The extracellular matrix (ECM) plays many critical roles including supplying information and signals to the surrounding cells and providing structural support [1]. There are some molecules that are secreted by cells into the ECM to control different biological activities at the tissue or cellular level. Matrix metalloproteinases (MMPs) are among the key molecules that regulate different molecular and biological events in the ECM. MMPs are a family of zinc-dependent proteolytic enzymes involved in the degradation of ECM components. MMPs were firstly named based on their substrates, until it became clear that each MMP has multiple substrates. Therefore, MMPs were classified into different groups based on their domain structure, and the nomenclature was changed to a numerical system [2]. MMPs are classified into several subgroups based on their substrate preference or domain structure. Collagenases (MMP-1, MMP-8, MMP-13, and MMP-18) cleave fibrillar collagen types I, II, and III, and they can cleave other ECM proteins. Gelatinases (MMP-2 and MMP-9) have high activity against gelatin, and degrade other ECM molecules including collagens, laminin, and aggrecan. Stromelysins (MMP-3, MMP-10, and MMP-11) digest a number of noncollagen ECM molecules, and their domain arrangement is similar to that of collagenases. The membrane-type MMPs (MT-MMPs) (MMP-14, MMP-15, MMP-16, MMP-17, MMP-24, and MMP-25) are intracellularly activated transmembrane molecules, and their active forms are expressed on the cell surface. There are other less characterized members including MMP-7, MMP-12, MMP-19, MMP-20, MMP-22, and MMP-23 [3]. Most of the MMPs contain the single peptide, prodomain, catalytic domain, hinge domain, and hemopexin domain. The MT-MMPs have an extra domain called the transmembrane domain or GPI-anchored domain, which are integrated in the plasma membrane [2].

MMPs are important in a wide variety of developmental processes including mediation of cell–cell adhesion, tissue remodeling, cell migration, invasion, proliferation, and apoptosis [3]. MMPs can cleave growth factor binding proteins or latent growth factors which may regulate their synthesis and release from inside the cell [4, 5]. They are regulated by several MMP-specific inhibitors called tissue-specific inhibitors of metalloproteinases (TIMPs) [4, 5]. MMPs and TIMPs have a very critical role in matrix remodeling that takes place during the regeneration of any tissue [4, 5]. The activity and function of MMPs suggest their involvement in different cellular activities during cell development. This fact opens the door to investigate the involvement of these enzymes in the migration, proliferation, and differentiation of mesenchymal stem cells (MSCs).
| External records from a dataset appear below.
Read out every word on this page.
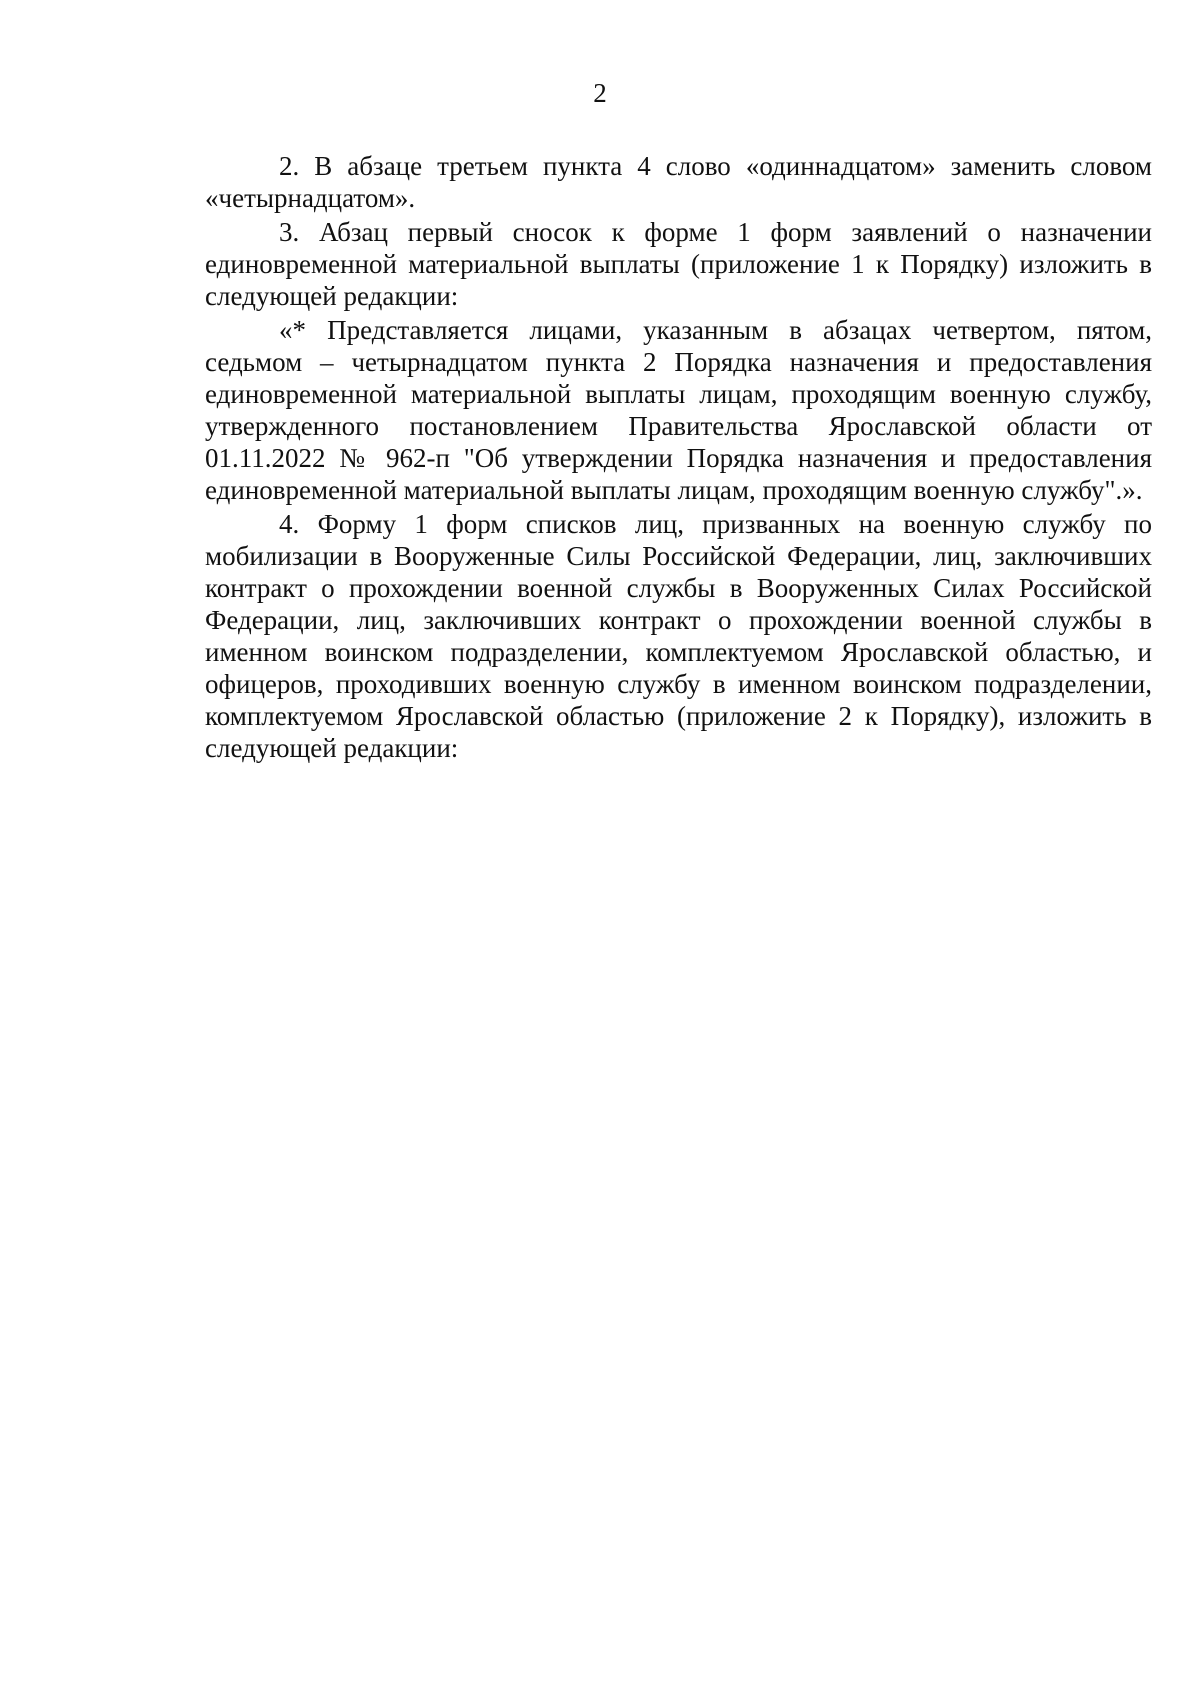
2

2. В абзаце третьем пункта 4 слово «одиннадцатом» заменить словом «четырнадцатом».

3. Абзац первый сносок к форме 1 форм заявлений о назначении единовременной материальной выплаты (приложение 1 к Порядку) изложить в следующей редакции:

«* Представляется лицами, указанным в абзацах четвертом, пятом, седьмом – четырнадцатом пункта 2 Порядка назначения и предоставления единовременной материальной выплаты лицам, проходящим военную службу, утвержденного постановлением Правительства Ярославской области от 01.11.2022 № 962-п "Об утверждении Порядка назначения и предоставления единовременной материальной выплаты лицам, проходящим военную службу".».

4. Форму 1 форм списков лиц, призванных на военную службу по мобилизации в Вооруженные Силы Российской Федерации, лиц, заключивших контракт о прохождении военной службы в Вооруженных Силах Российской Федерации, лиц, заключивших контракт о прохождении военной службы в именном воинском подразделении, комплектуемом Ярославской областью, и офицеров, проходивших военную службу в именном воинском подразделении, комплектуемом Ярославской областью (приложение 2 к Порядку), изложить в следующей редакции:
Regenerative medicine is a promising approach that involves stem cells and microenvironmental factors to stimulate differentiation into different lineages. MSCs have great potential as a source of cells for cell-based therapy because of their ability for self-renewal and differentiation into functional cells. MSCs are adult stem cells of stromal origin that can be found in different biological sources not only in bone morrow, but also in other various tissue sources [6]. They are multipotent cells and are known to migrate from bone morrow to different tissues with different compositions of ECM, which justify the studies to examine their susceptibility to matrix variation [7]. Moreover, it has been demonstrated that MMPs have critical role in the differentiation of MSCs to adipocytes, osteocytes, and chondrocytes [4]. MSCs also interact with exogenous MMPs at their surface and activate proMMP-2 and proMMP-13, regulating the pericellular localization of MMP activities [6]. They have the capability to regulate exogenous MMP-2 and MMP-9 by the expression of TIMP-2 and TIMP-1, protecting the perivascular niche from their high levels [8].
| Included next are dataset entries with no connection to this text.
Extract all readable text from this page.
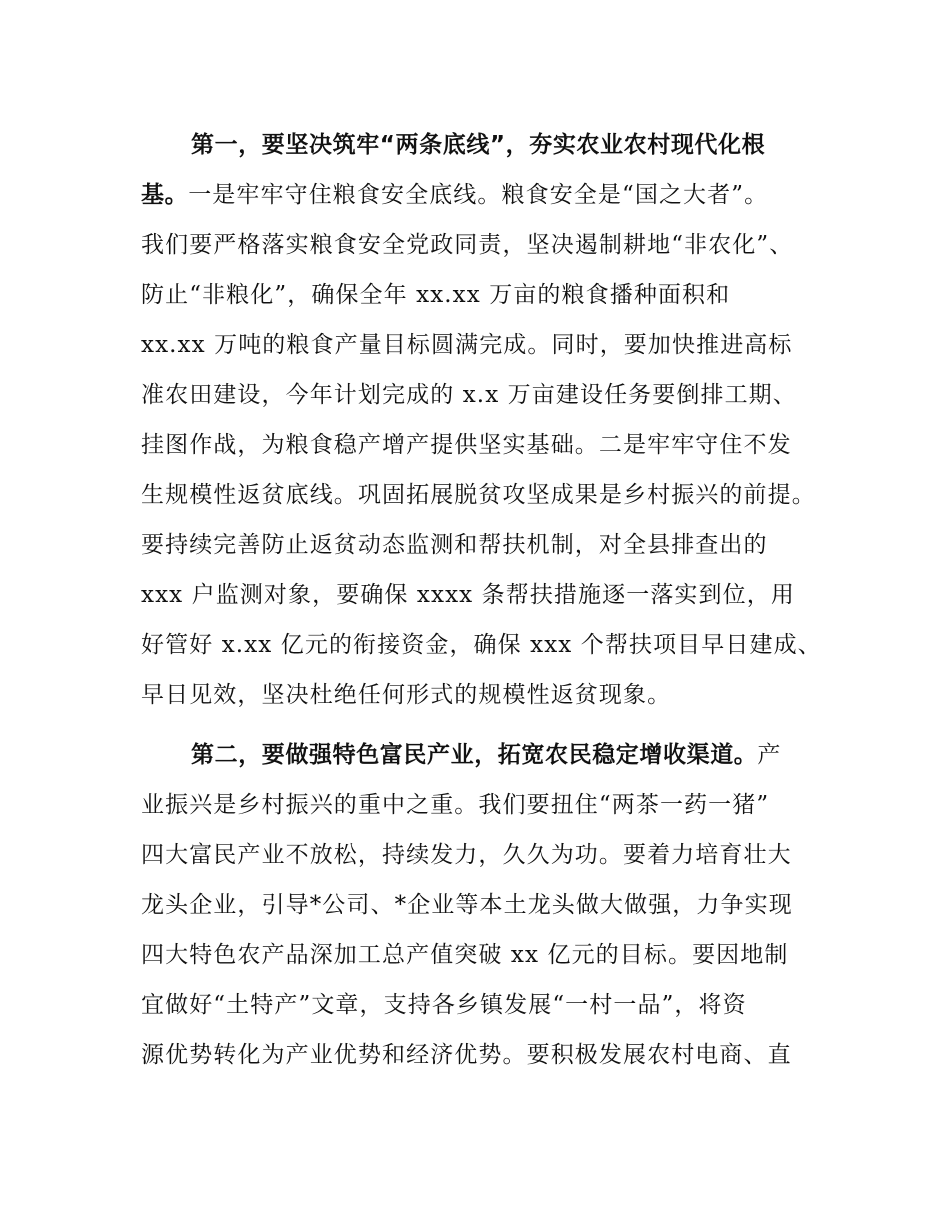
第一，要坚决筑牢“两条底线”，夯实农业农村现代化根
基。一是牢牢守住粮食安全底线。粮食安全是“国之大者”。
我们要严格落实粮食安全党政同责，坚决遏制耕地“非农化”、
防止“非粮化”，确保全年 xx.xx 万亩的粮食播种面积和
xx.xx 万吨的粮食产量目标圆满完成。同时，要加快推进高标
准农田建设，今年计划完成的 x.x 万亩建设任务要倒排工期、
挂图作战，为粮食稳产增产提供坚实基础。二是牢牢守住不发
生规模性返贫底线。巩固拓展脱贫攻坚成果是乡村振兴的前提。
要持续完善防止返贫动态监测和帮扶机制，对全县排查出的
xxx 户监测对象，要确保 xxxx 条帮扶措施逐一落实到位，用
好管好 x.xx 亿元的衔接资金，确保 xxx 个帮扶项目早日建成、
早日见效，坚决杜绝任何形式的规模性返贫现象。
第二，要做强特色富民产业，拓宽农民稳定增收渠道。产
业振兴是乡村振兴的重中之重。我们要扭住“两茶一药一猪”
四大富民产业不放松，持续发力，久久为功。要着力培育壮大
龙头企业，引导*公司、*企业等本土龙头做大做强，力争实现
四大特色农产品深加工总产值突破 xx 亿元的目标。要因地制
宜做好“土特产”文章，支持各乡镇发展“一村一品”，将资
源优势转化为产业优势和经济优势。要积极发展农村电商、直
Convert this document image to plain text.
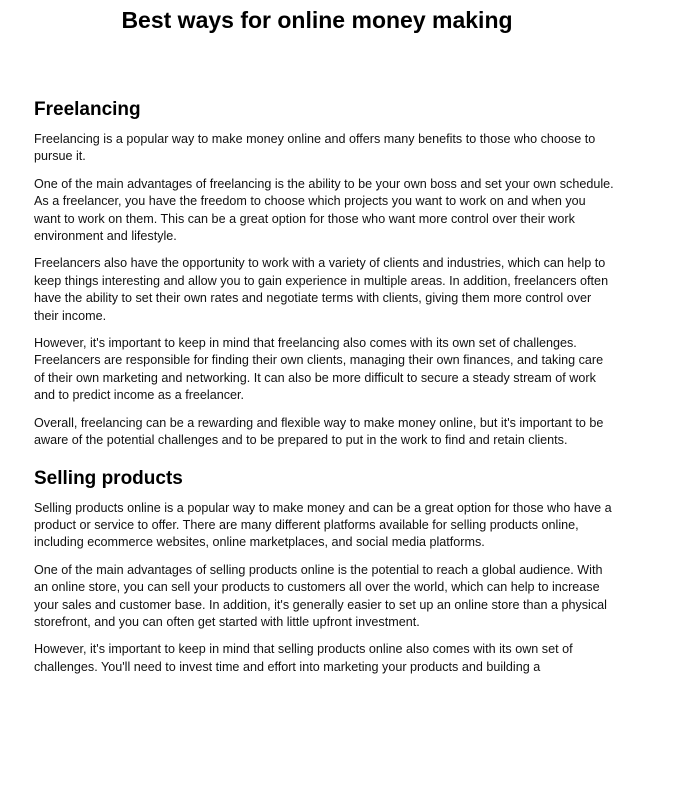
Best ways for online money making
Freelancing

Freelancing is a popular way to make money online and offers many benefits to those who choose to pursue it.

One of the main advantages of freelancing is the ability to be your own boss and set your own schedule. As a freelancer, you have the freedom to choose which projects you want to work on and when you want to work on them. This can be a great option for those who want more control over their work environment and lifestyle.

Freelancers also have the opportunity to work with a variety of clients and industries, which can help to keep things interesting and allow you to gain experience in multiple areas. In addition, freelancers often have the ability to set their own rates and negotiate terms with clients, giving them more control over their income.

However, it's important to keep in mind that freelancing also comes with its own set of challenges. Freelancers are responsible for finding their own clients, managing their own finances, and taking care of their own marketing and networking. It can also be more difficult to secure a steady stream of work and to predict income as a freelancer.

Overall, freelancing can be a rewarding and flexible way to make money online, but it's important to be aware of the potential challenges and to be prepared to put in the work to find and retain clients.

Selling products

Selling products online is a popular way to make money and can be a great option for those who have a product or service to offer. There are many different platforms available for selling products online, including ecommerce websites, online marketplaces, and social media platforms.

One of the main advantages of selling products online is the potential to reach a global audience. With an online store, you can sell your products to customers all over the world, which can help to increase your sales and customer base. In addition, it's generally easier to set up an online store than a physical storefront, and you can often get started with little upfront investment.

However, it's important to keep in mind that selling products online also comes with its own set of challenges. You'll need to invest time and effort into marketing your products and building a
There is increased interest in the use of MSCs as therapeutic tools to treat different diseases because of their ease of isolation, immune capability, expansion, and proliferative and differentiation potency [9]. Recently, the focus of many studies on MSCs is the connection between cells and matrix signals. However, the mechanisms that regulate the proliferation, migration, self-renewal, and differentiation of MSCs are still not fully understood [10]. Identifying the molecules that regulate the fate of MSCs is an important approach to understand how these cells can be controlled and thus used as therapeutic tools. In this study, we critically reviewed the findings on the effect of MMPs in angiogenesis, migration, and proliferation of MSCs. We also reviewed the role of MMPs on the multilineage property of multisource-derived MSCs to differentiate into adipocytes, chondrocytes, and osteocytes.